Robert Caro Stresses ‘Sense of Place’ in Biography

Robert Caro

Robert Caro at New York Public Library (Photo by Sylvain Gabourney/PM/AP)

There’s no greater master of biography writing today than Robert Caro. I recall being mightily impressed with his keynote speech at the 2011 conference of Biographers International Organization (BIO).

So I’m grateful to Steve Weinberg, a journalist and biographer (and one of my former journalism profs at the University of Missouri), for flagging this article in The Daily Beast. It describes the evolution of Caro’s ground-breaking first book, on New York developer Robert Moses: The Power Broker’ Turns 40: How Robert Caro Wrote a Masterpiece.

Caro’s keynote speech to BIO discussed the importance of place and setting in writing about someone’s life. I’ve since discovered it’s one of Caro’s persistent themes:

[I]f the place, the setting, played a crucial role in shaping the character’s feelings, drives, motivations, insecurities, then by describing the place well enough, the author will have succeeded in bringing the reader closer to an understanding of the character  …

The message resonated with me because I’ve focused a lot on conveying a sense of place in my biography of Eliza Scidmore.

“The greatest of books,” Caro said in his BIO speech, “are books with places you can see in your mind’s eye.”

I keep that in mind in striving for vividness of place.
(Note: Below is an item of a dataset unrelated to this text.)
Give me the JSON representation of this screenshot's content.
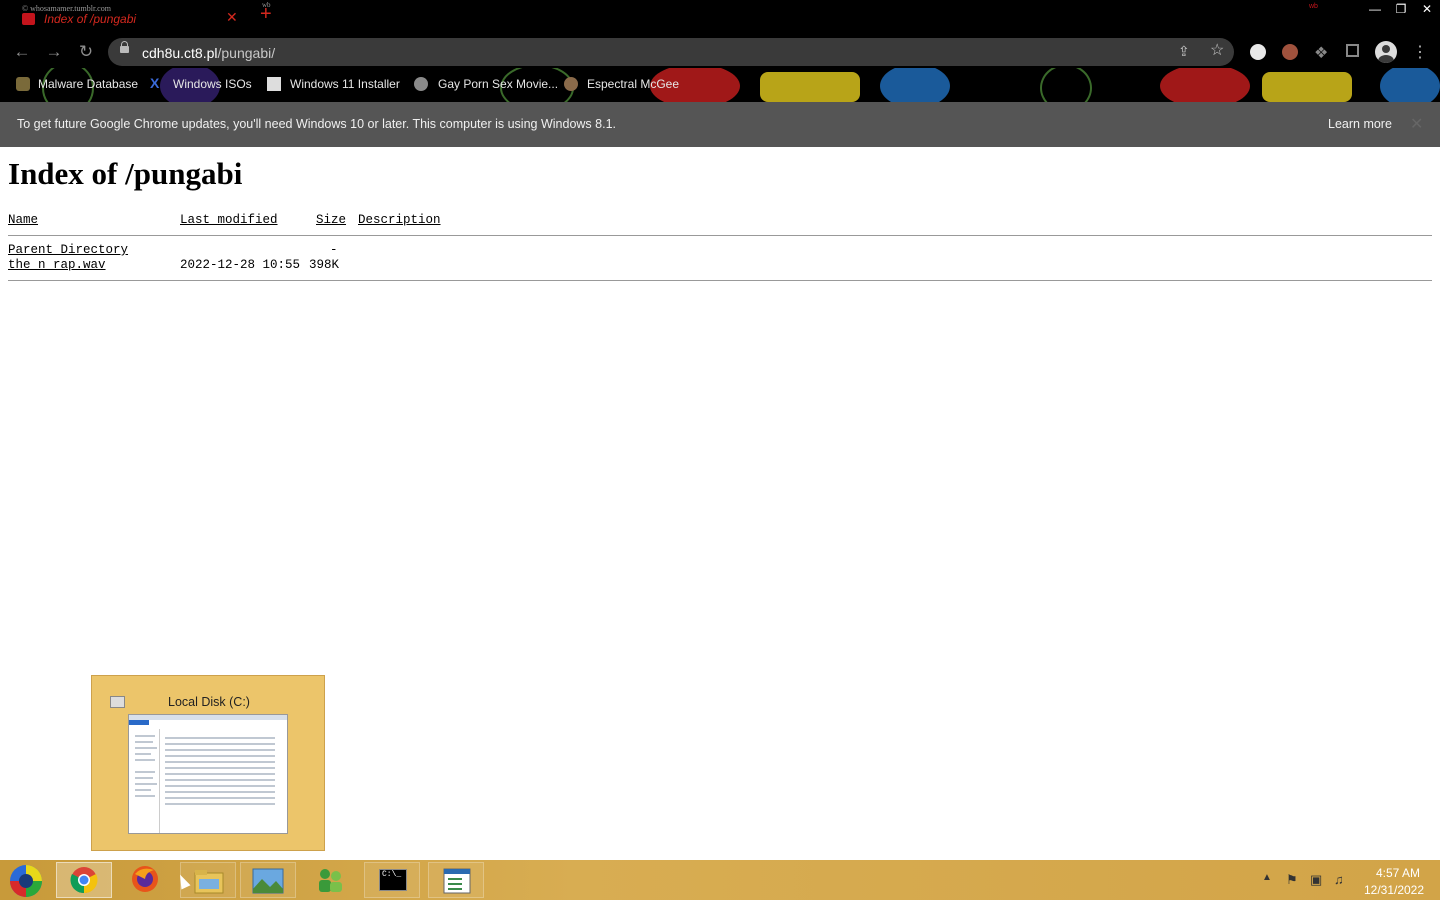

It’s important all throughout my book because of Eliza Scidmore’s wide-ranging travels, and the need to make readers see what those worlds looked like in the late 19th century.

Caro cited as examples of great writing about setting:

  • the deck of the Pequod, in Moby Dick, when the sailors haul whale parts aboard the ship to melt down for oil
  • the battlefield at Borodino, as Napoleon looks down from a hill and has to decide whether to send his men forward into battle
  • Miss Havisham’s room in Great Expectations, where she was to have been married and where time stopped after she was jilted

In writing his multi-volume biography of Lyndon B. Johnson, Caro said he and his wife, Ina — his sole research assistant — moved to Texas to gain insight into how life there shaped LBJ’s priorities. He also retraced Johnson’s walk to work at the U.S. Capitol every day, to capture the sense of wonder.

Cut-and-paste edits on my first draft chapter of Eliza Scidmore biography

Cut-and-paste edits on my first draft chapter of Eliza Scidmore biography.

It’s amusing to know that Caro still writes using an electric typewriter. (Major problem: finding a steady supply of black cotton ribbons.)

Caro also cuts and pastes his text when editing and revising — which I do, too! It’s been my practice since writing long news and feature articles many years ago. I need to see a piece in its entirety, on paper, in revising for structure, transitions, balance, and story flow, to move sections around and make notes in the margins.

Unlike Caro, I use a computer. But I do have my own writing-tool quirk: I must use Zebra-brand pens and mechanical pencils.